The consequences for scrutiny and legislative power are profound and run in opposite directions. Congress is a genuine law-making body in its own right: its powerful, well-staffed standing committees can rewrite or kill legislation, conduct searching investigations of the executive, and develop independent expertise, and because individual members are not bound to the executive they can and do defy it. The UK Parliament, by contrast, is better understood as a body that legitimises and scrutinises the legislation the executive brings forward than as one that independently makes law; its select committees have grown in influence but lack the legislative teeth of their American counterparts, and the government's control of the Commons timetable and the loyalty of its majority mean that ministers usually get their way. The trade-off is the familiar one: Congress's independent power makes it a formidable check but a frequent source of deadlock, whereas Parliament's subordination to the executive makes for efficient government but weaker legislative scrutiny — a contrast that a structural analysis traces directly to separation versus fusion.

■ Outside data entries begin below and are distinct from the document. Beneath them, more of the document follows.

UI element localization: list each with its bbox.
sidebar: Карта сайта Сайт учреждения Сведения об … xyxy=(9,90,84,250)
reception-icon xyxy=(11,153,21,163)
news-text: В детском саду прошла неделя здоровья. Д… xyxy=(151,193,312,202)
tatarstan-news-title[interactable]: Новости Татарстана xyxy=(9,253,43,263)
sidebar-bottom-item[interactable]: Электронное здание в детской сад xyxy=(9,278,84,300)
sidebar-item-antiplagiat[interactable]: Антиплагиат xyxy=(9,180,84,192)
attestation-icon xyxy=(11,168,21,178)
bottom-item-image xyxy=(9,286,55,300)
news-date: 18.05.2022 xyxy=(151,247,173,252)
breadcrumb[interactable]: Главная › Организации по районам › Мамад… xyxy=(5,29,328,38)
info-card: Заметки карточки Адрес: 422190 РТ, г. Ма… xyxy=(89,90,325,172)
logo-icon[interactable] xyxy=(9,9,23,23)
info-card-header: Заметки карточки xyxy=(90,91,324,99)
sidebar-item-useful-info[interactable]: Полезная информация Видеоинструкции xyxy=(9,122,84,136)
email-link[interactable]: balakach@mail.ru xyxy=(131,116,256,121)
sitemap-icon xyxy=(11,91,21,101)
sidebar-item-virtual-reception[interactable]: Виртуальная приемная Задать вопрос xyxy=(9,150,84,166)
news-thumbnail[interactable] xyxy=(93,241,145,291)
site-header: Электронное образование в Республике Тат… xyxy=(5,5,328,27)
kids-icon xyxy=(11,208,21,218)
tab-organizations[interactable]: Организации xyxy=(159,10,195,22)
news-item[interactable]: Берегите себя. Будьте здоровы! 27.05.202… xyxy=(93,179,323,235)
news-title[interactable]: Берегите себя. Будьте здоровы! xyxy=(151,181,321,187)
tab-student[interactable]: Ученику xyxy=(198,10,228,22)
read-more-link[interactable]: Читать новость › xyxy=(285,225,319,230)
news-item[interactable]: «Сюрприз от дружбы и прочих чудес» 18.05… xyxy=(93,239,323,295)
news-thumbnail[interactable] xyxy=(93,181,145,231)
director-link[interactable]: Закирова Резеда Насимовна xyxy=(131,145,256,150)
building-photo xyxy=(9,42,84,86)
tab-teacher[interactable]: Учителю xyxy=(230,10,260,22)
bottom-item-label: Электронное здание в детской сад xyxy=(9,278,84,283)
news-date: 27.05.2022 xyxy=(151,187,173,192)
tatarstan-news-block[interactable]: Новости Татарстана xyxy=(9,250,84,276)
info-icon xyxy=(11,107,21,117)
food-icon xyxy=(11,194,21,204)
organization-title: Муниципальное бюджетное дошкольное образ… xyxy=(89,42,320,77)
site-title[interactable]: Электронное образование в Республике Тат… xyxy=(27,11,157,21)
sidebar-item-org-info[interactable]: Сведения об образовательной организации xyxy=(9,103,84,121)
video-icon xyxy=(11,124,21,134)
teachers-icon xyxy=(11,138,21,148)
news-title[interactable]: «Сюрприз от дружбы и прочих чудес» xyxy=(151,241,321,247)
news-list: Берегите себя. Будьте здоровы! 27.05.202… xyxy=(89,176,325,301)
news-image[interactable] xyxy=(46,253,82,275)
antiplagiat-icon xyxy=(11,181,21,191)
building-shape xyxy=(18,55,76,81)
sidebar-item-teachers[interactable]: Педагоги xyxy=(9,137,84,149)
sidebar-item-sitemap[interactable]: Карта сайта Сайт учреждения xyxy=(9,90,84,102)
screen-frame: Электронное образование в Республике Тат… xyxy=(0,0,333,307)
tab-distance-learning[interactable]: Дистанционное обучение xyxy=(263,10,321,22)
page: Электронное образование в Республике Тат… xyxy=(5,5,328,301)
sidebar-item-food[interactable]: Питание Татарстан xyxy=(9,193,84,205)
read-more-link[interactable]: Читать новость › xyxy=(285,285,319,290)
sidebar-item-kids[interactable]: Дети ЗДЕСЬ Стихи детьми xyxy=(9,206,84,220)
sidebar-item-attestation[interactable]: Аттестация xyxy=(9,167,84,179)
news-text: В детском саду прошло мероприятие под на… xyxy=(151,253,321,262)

| Feature | US President | UK Prime Minister |
|---|---|---|
| Selection | Elected indirectly via the Electoral College | Leader of the majority party, appointed by the monarch |
| Role | Head of state and head of government | Head of government only |
| Term | Fixed four-year term (maximum two under the 22nd Amendment) | No fixed term in practice; subject to confidence and party |
| Cabinet | Appointed from outside Congress; individually accountable to the President | Drawn from Parliament; bound by collective responsibility |
| Legislative control | None — cannot command Congress | High — through party discipline and a Commons majority |
| Removal | Impeachment only (rare) | Vote of no confidence; party leadership challenge; resignation |
The paradox here is that the President has greater formal powers (commander-in-chief, veto, executive orders, pardon) yet faces stronger institutional constraints (a potentially hostile Congress, judicial review, federalism), whereas the PM has fewer formal powers but in practice wields greater day-to-day authority through control of a disciplined parliamentary majority. Lord Hailsham's phrase "elective dictatorship" captures the argument that a PM commanding a large Commons majority faces fewer effective checks than a US President; yet the PM's power is contingent on retaining party confidence, as the removals of Margaret Thatcher (1990), Boris Johnson (2022) and Liz Truss (2022) show, whereas a President serves a fixed term. Richard Neustadt's insight that presidential power is fundamentally "the power to persuade" rather than to command underscores the contrast: the President must bargain with institutions he cannot control, while the PM can usually rely on the whip. Each executive is strongest under unified/majority control and weakest under divided government (US) or a minority/coalition and party rebellion (UK).